A commercial real estate contract allows the business to have a formal relationship with the property owner. However, before getting into the contract, it is essential to understand the provisions therein.
Like any legally-binding agreement, a commercial lease contract can be lengthy and overwhelming to read. Pay attention to these clauses before signing the document:
Unlike residential contracts that go year to year, most commercial leases are generally long-term, usually 5 to 10 years. During this period, it is not uncommon for the landlord to propose a rent hike. It is important that the contract includes the rent escalation clause that clearly outlines how the rent will be adjusted during the lease term. This can be in the form of a fixed amount for an annual increase or on the basis of inflationary indices.
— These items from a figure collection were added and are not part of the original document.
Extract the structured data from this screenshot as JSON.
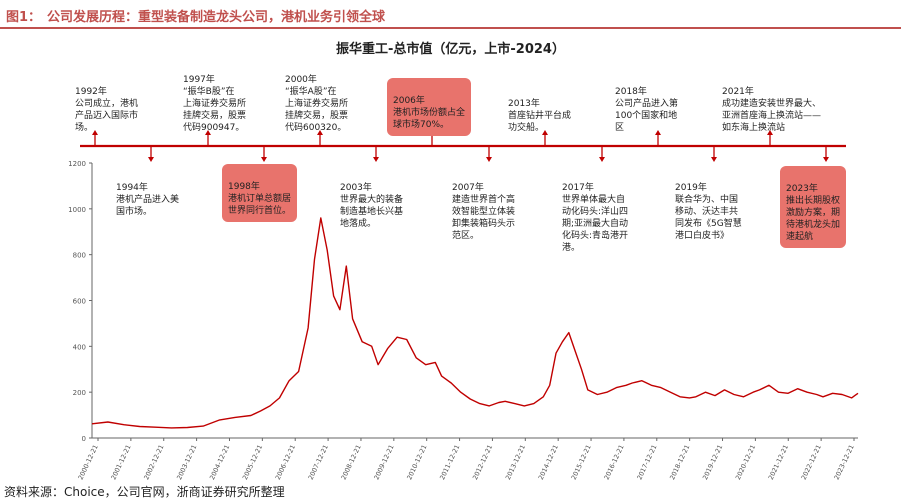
{
  "figure": {
    "label": "图1：",
    "title": "公司发展历程：重型装备制造龙头公司，港机业务引领全球"
  },
  "source_note": "资料来源：Choice，公司官网，浙商证券研究所整理",
  "colors": {
    "accent": "#c0504d",
    "line": "#c00000",
    "highlight_bg": "#e8736c",
    "timeline": "#c00000"
  },
  "chart_data": {
    "type": "line",
    "title": "振华重工-总市值（亿元，上市-2024）",
    "ylim": [
      0,
      1200
    ],
    "yticks": [
      0,
      200,
      400,
      600,
      800,
      1000,
      1200
    ],
    "grid": false,
    "x_tick_labels": [
      "2000-12-21",
      "2001-12-21",
      "2002-12-21",
      "2003-12-21",
      "2004-12-21",
      "2005-12-21",
      "2006-12-21",
      "2007-12-21",
      "2008-12-21",
      "2009-12-21",
      "2010-12-21",
      "2011-12-21",
      "2012-12-21",
      "2013-12-21",
      "2014-12-21",
      "2015-12-21",
      "2016-12-21",
      "2017-12-21",
      "2018-12-21",
      "2019-12-21",
      "2020-12-21",
      "2021-12-21",
      "2022-12-21",
      "2023-12-21"
    ],
    "series": [
      {
        "x": [
          2000.0,
          2000.5,
          2001.0,
          2001.5,
          2002.0,
          2002.5,
          2003.0,
          2003.5,
          2004.0,
          2004.5,
          2005.0,
          2005.3,
          2005.6,
          2005.9,
          2006.2,
          2006.5,
          2006.8,
          2007.0,
          2007.2,
          2007.4,
          2007.6,
          2007.8,
          2008.0,
          2008.2,
          2008.5,
          2008.8,
          2009.0,
          2009.3,
          2009.6,
          2009.9,
          2010.2,
          2010.5,
          2010.8,
          2011.0,
          2011.3,
          2011.6,
          2011.9,
          2012.2,
          2012.5,
          2012.8,
          2013.0,
          2013.3,
          2013.6,
          2013.9,
          2014.2,
          2014.4,
          2014.6,
          2014.8,
          2015.0,
          2015.2,
          2015.4,
          2015.6,
          2015.9,
          2016.2,
          2016.5,
          2016.8,
          2017.0,
          2017.3,
          2017.6,
          2017.9,
          2018.2,
          2018.5,
          2018.8,
          2019.0,
          2019.3,
          2019.6,
          2019.9,
          2020.2,
          2020.5,
          2020.8,
          2021.0,
          2021.3,
          2021.6,
          2021.9,
          2022.2,
          2022.5,
          2022.8,
          2023.0,
          2023.3,
          2023.6,
          2023.9,
          2024.0,
          2024.1
        ],
        "values": [
          62,
          70,
          58,
          50,
          47,
          44,
          46,
          52,
          78,
          90,
          98,
          118,
          140,
          175,
          250,
          290,
          480,
          780,
          960,
          820,
          620,
          560,
          750,
          520,
          420,
          400,
          320,
          390,
          440,
          430,
          350,
          320,
          330,
          270,
          240,
          200,
          170,
          150,
          140,
          155,
          160,
          150,
          140,
          150,
          180,
          230,
          370,
          420,
          460,
          380,
          300,
          210,
          190,
          200,
          220,
          230,
          240,
          250,
          230,
          220,
          200,
          180,
          175,
          180,
          200,
          185,
          210,
          190,
          180,
          200,
          210,
          230,
          200,
          195,
          215,
          200,
          190,
          180,
          195,
          190,
          175,
          185,
          195
        ]
      }
    ],
    "annotations": [
      {
        "year": "1992年",
        "text": "公司成立，港机\n产品迈入国际市\n场。",
        "highlight": false
      },
      {
        "year": "1994年",
        "text": "港机产品进入美\n国市场。",
        "highlight": false
      },
      {
        "year": "1997年",
        "text": "“振华B股”在\n上海证券交易所\n挂牌交易，股票\n代码900947。",
        "highlight": false
      },
      {
        "year": "1998年",
        "text": "港机订单总额居\n世界同行首位。",
        "highlight": true
      },
      {
        "year": "2000年",
        "text": "“振华A股”在\n上海证券交易所\n挂牌交易，股票\n代码600320。",
        "highlight": false
      },
      {
        "year": "2003年",
        "text": "世界最大的装备\n制造基地长兴基\n地落成。",
        "highlight": false
      },
      {
        "year": "2006年",
        "text": "港机市场份额占全\n球市场70%。",
        "highlight": true
      },
      {
        "year": "2007年",
        "text": "建造世界首个高\n效智能型立体装\n卸集装箱码头示\n范区。",
        "highlight": false
      },
      {
        "year": "2013年",
        "text": "首座钻井平台成\n功交船。",
        "highlight": false
      },
      {
        "year": "2017年",
        "text": "世界单体最大自\n动化码头:洋山四\n期;亚洲最大自动\n化码头:青岛港开\n港。",
        "highlight": false
      },
      {
        "year": "2018年",
        "text": "公司产品进入第\n100个国家和地\n区",
        "highlight": false
      },
      {
        "year": "2019年",
        "text": "联合华为、中国\n移动、沃达丰共\n同发布《5G智慧\n港口白皮书》",
        "highlight": false
      },
      {
        "year": "2021年",
        "text": "成功建造安装世界最大、\n亚洲首座海上换流站——\n如东海上换流站",
        "highlight": false
      },
      {
        "year": "2023年",
        "text": "推出长期股权\n激励方案，期\n待港机龙头加\n速起航",
        "highlight": true
      }
    ]
  }
}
This provision outlines how the tenant will use the commercial property they are renting. This clause may restrict the tenant to a specific line of business and spell out the business hours and the marketing signage they can use while on the property. You must be clear on how this clause will impact your business before moving in.
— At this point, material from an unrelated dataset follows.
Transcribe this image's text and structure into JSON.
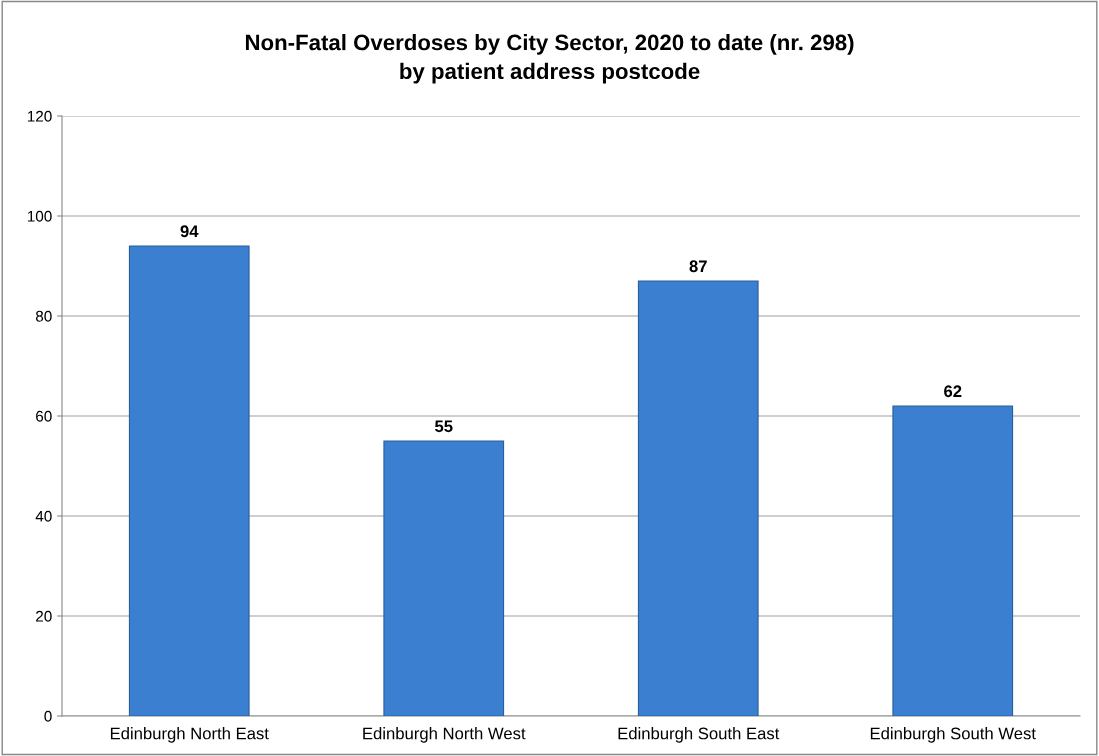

Some lease agreements may also come with an exclusive use clause. This ensures that no other business in your industry can operate within the larger premise. The idea is to protect your business from having neighbors as competitors. This provision is commonly negotiated by the tenants.
A tenant may also negotiate the right to sublet a portion of their rented space to another tenant, especially if the two businesses are complementary. This provision protects the business from paying rent for areas they are no longer using or relocating to a smaller space.
Renting a space for your business can be complicated. Start by carefully reading and understanding what you are getting into.